Did a vitamin B-12 deficiency drive Mary Todd Lincoln mad?

Important advice about B-12 for those older than 50.


Historians have long speculated about what caused First Lady Mary Todd Lincoln’s erratic behavior before, during, and after her husband’s Presidency. Late in her life, she was even committed to a mental hospital for several months.

A U.S. cardiologist has proposed a new explanation: Mrs. Lincoln was suffering from pernicious anemia, the result of a vitamin B-12 deficiency.

This anemia is named “pernicious” because it was often fatal until the 1920s when researchers discovered it could be cured with the proper foods. The symptoms are fatigue, tingling and numbness in the hands and feet, muscle weakness, and loss of reflexes. Severe vitamin B12 deficiency can cause confusion, depression, memory loss, and dementia.

While early pernicious anemia can now be treated, the nerve damage and dementia from a prolonged vitamin B-12 deficiency cannot be.

That’s a major reason why the National Academy of Sciences recommends that adults older than 50 get most of their daily vitamin B-12 requirement from fortified foods like breakfast cereals or from a multivitamin or other dietary supplement.


Not everyone older than 50 can absorb enough of the vitamin B-12 found naturally in food, but everyone no matter their age can easily absorb the synthetic B-12 in fortified foods and dietary supplements.

Here’s what’s going on.

When we eat food that naturally contains vitamin B-12, gastric acid and the enzyme pepsin in the stomach liberate the B-12 from the food. At the same time, the acid-producing cells in the stomach wall secrete a transport protein called “intrinsic factor.” Intrinsic factor meets up with B-12 later in the small intestine and delivers it to the intestinal walls for absorption into the blood.
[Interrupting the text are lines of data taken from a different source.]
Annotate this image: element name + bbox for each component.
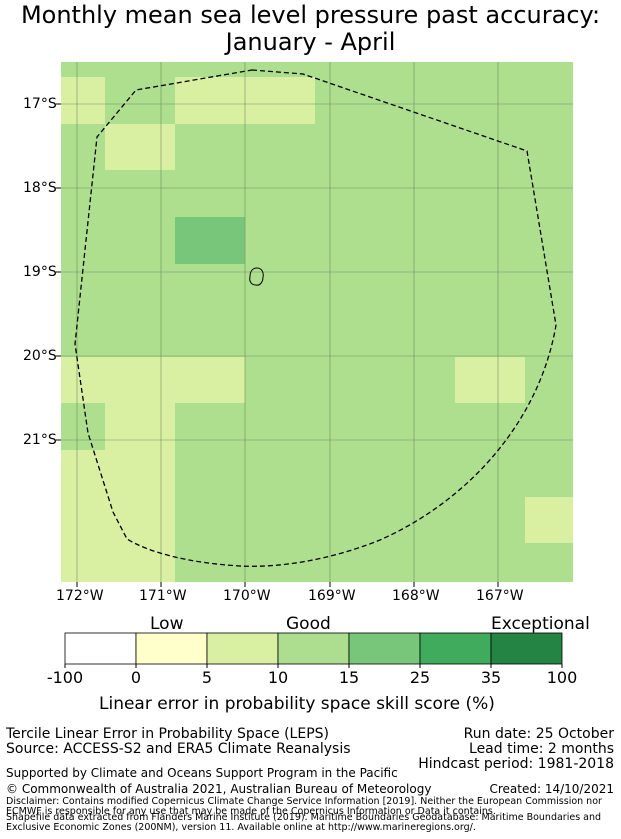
colorbar-tick-label: 25 [409,668,431,687]
colorbar-axis-label: Linear error in probability space skill … [99,694,495,714]
legend-category-good: Good [286,614,331,634]
gridlines [61,62,573,582]
lat-tick-label: 18°S [23,180,57,196]
lon-tick-label: 169°W [308,588,356,604]
lon-tick-label: 171°W [139,588,187,604]
legend-category-low: Low [150,614,184,634]
colorbar-tick-label: 10 [267,668,289,687]
colorbar-tick-label: 35 [480,668,502,687]
grid-cell [105,124,175,170]
colorbar-tick-label: 100 [546,668,578,687]
eez-boundary [74,69,557,567]
grid-cell [525,497,573,543]
lon-tick-label: 168°W [392,588,440,604]
grid-cell [61,450,175,582]
colorbar-tick-label: 15 [338,668,360,687]
footer-support: Supported by Climate and Oceans Support … [6,766,398,780]
island-outline [249,267,264,286]
colorbar-tick-label: -100 [46,668,84,687]
footer-source: Source: ACCESS-S2 and ERA5 Climate Reana… [6,741,351,757]
lon-tick-label: 170°W [223,588,271,604]
colorbar-bin [64,632,137,665]
lon-tick-label: 172°W [56,588,104,604]
lat-tick-label: 19°S [23,264,57,280]
grid-cell [61,357,245,403]
grid-cell [61,77,105,124]
chart-title-line2: January - April [225,28,396,56]
grid-cell [455,357,525,403]
footer-shapefile-line2: Exclusive Economic Zones (200NM), versio… [6,822,476,833]
footer-disclaimer-line2: ECMWF is responsible for any use that ma… [6,806,496,817]
lat-tick-label: 17°S [23,96,57,112]
colorbar-bin [277,632,350,665]
colorbar-bin [206,632,279,665]
lon-tick-label: 167°W [476,588,524,604]
legend-category-exceptional: Exceptional [491,614,590,634]
lat-tick-label: 20°S [23,348,57,364]
colorbar-bin [419,632,492,665]
colorbar-tick-label: 5 [201,668,213,687]
chart-title-line1: Monthly mean sea level pressure past acc… [20,1,601,29]
footer-hindcast-period: Hindcast period: 1981-2018 [418,756,614,772]
lat-tick-label: 21°S [23,432,57,448]
axis-ticks [56,103,499,587]
high-skill-cell [175,217,245,264]
footer-disclaimer-line1: Disclaimer: Contains modified Copernicus… [6,796,602,807]
footer-created: Created: 14/10/2021 [489,782,614,796]
footer-run-date: Run date: 25 October [463,726,614,742]
colorbar [64,632,563,668]
colorbar-bin [135,632,208,665]
colorbar-tick-label: 0 [130,668,142,687]
footer-copyright: © Commonwealth of Australia 2021, Austra… [6,782,432,796]
footer-lead-time: Lead time: 2 months [469,741,614,757]
footer-method: Tercile Linear Error in Probability Spac… [6,726,329,742]
colorbar-bin [348,632,421,665]
colorbar-bin [490,632,563,665]
grid-cell [105,403,175,450]
footer-shapefile-line1: Shapefile data extracted from Flanders M… [6,812,602,823]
But too little stomach acid can mean little or no free vitamin B-12 available for this absorption.

Adults older than 50.

The National Academy of Sciences estimates that 10 percent to 30 percent of adults older than 50 years produce too little stomach acid to digest the B-12 from food. But not everyone knows whether they’re in this group.

So to play it safe, the Academy recommends that everyone over 50 get most of their daily requirement of B-12 from the more reliably-absorbed synthetic form of B-12, which is found in fortified foods and supplements.

The daily requirement for B-12 is only 2.4 micrograms, which is available from most multivitamins or fortified breakfast cereals.

This doesn’t mean that we must get this synthetic B-12 every single day or something bad will happen. But, it’s something older adults should do regularly just to be safe. The dementia, which can take years of deficiency to develop, is after all, irreversible.

Most of the foods that are good natural sources of B-12 are animal foods like fish, meat, poultry, and dairy products. That’s why strict vegetarians and vegans are at greater risk of developing vitamin B12 deficiency unless they include fortified foods or supplements in their diets.